Breeders’ Cup Belie: World Championships Without the World?
While the Breeders’ Cup is a magical annual event, the World Championships don’t always host the best talent from around the globe.
Updated: Oct. 23, 2018 • 2:00 PM ET
The Breeders' Cup is one of horse racing's greatest events.
It would seem entirely logical to the casual horse racing fan that if you have a two-day meet called the Breeders’ Cup World Championships (November 2 and 3), it must bring all the best horses on the planet to race against one another.
Theoretically, Japanese-bred horses would meet American-based foals, while Irish stables would battle French ones, and so on and so forth. This would create a veritable World Cup/Olympics-style event that you wouldn’t have to wait years for. And, on top that, a ton of cash would be at stake up front; no hiding that under the table, because everyone knows that amateurs are just that. But, just like a horse race, it never turns out as it should seem.
Since the mid-1980s the dream of the Breeders’ Cup has been to host a yearly card of races that attract the best of the best, a worthy goal to be sure. To their credit, the organizational structure has done everything humanly possibly to accomplish this mission.
They’ve chucked purse-money out there, developed a rating structure, parlayed with different international organizations to foster interest, labored over which American venues can serve as hosts and even put up the entry fees and plane tickets for the would-be entrants — no coach fares here folks — we’re talking all first class.
This isn’t an argument that the Breeders’ Cup has been disappointing or even remotely a failure in this regard. Yet, the Breeders’ Cup Committee still needs to do more to entice, cajole and dare we say press to attract the very best in the world. Otherwise, drop this charade that the two-day event in early November can be considered a “World Championship.”
This past week, the horse racing world received some great news when it was confirmed that Enable, the John Gosden-trained winner of the recent Prix de l'Arc de Triomphe in Paris, is coming to Churchill Downs in Louisville, Ky. to compete in the Breeders’ Cup Turf. This particular race has been traditionally dominated by Euro invaders since it is contested on the surface, which at distance favors their style of racing.
I was over the moon. Enable at Churchill? The Queen might as well be coming! Hot browns and bourbon for all!
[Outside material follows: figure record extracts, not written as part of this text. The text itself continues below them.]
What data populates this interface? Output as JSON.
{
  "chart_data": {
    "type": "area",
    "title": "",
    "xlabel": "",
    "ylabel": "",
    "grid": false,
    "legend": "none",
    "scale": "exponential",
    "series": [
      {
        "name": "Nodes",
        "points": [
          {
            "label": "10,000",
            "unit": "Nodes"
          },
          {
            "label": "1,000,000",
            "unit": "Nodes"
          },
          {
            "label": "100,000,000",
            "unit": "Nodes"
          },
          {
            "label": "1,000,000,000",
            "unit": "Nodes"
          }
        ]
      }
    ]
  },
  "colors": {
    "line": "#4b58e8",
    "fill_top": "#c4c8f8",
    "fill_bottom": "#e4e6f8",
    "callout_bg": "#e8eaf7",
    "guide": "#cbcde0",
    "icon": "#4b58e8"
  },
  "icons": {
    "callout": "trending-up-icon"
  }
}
But, before we roll out the red carpet and get Alfred to polish the Rolls, let’s consider this difficult question: who is not coming? For starters, different countries race on tracks that are fundamentally different than American ones.
For the most part in Britain, they run clockwise around a track, and there’s more of an emphasis on turf than dirt. In Japan, tracks that have dirt are dusty, and the field sizes are massive. In the Middle East, the climate can be incredibly hot, which can affect runners that aren’t accustomed to it. Point being, some trainers and owners might be hesitant to “ship” their charges to the New World.
A case in point is the Australian Champion sprinter Winx. She has become the gold standard for horses around the globe, winning 24 straight races to become a legend. I sort of think of Winx like I would about Bruce Lee; everyone dreams of taking a crack at trying to land a punch.
As of yet, Winx’s trainer, Chris Waller, has been adamant concerning his prize speedster traveling overseas; not going to happen. If global sprinters want Winx, they’ll have to head to Australia.
And, maybe that’s the way it goes for a global sport like horse racing. If the best we can do is have events like the Breeders’ Cup or the United Arab Emirates-based Dubai World Cup at Meydan, then we should relish it.
If Winx will not travel, so be it. But as fans of the sport, we want the match race; we covet the toe-to-toe challenge and anytime we can have some Seabiscuit-esque drama. And, away we go!
I’d temper some of these points though. After all, let’s not call something a world championship, while the best horses are still in their stalls back home.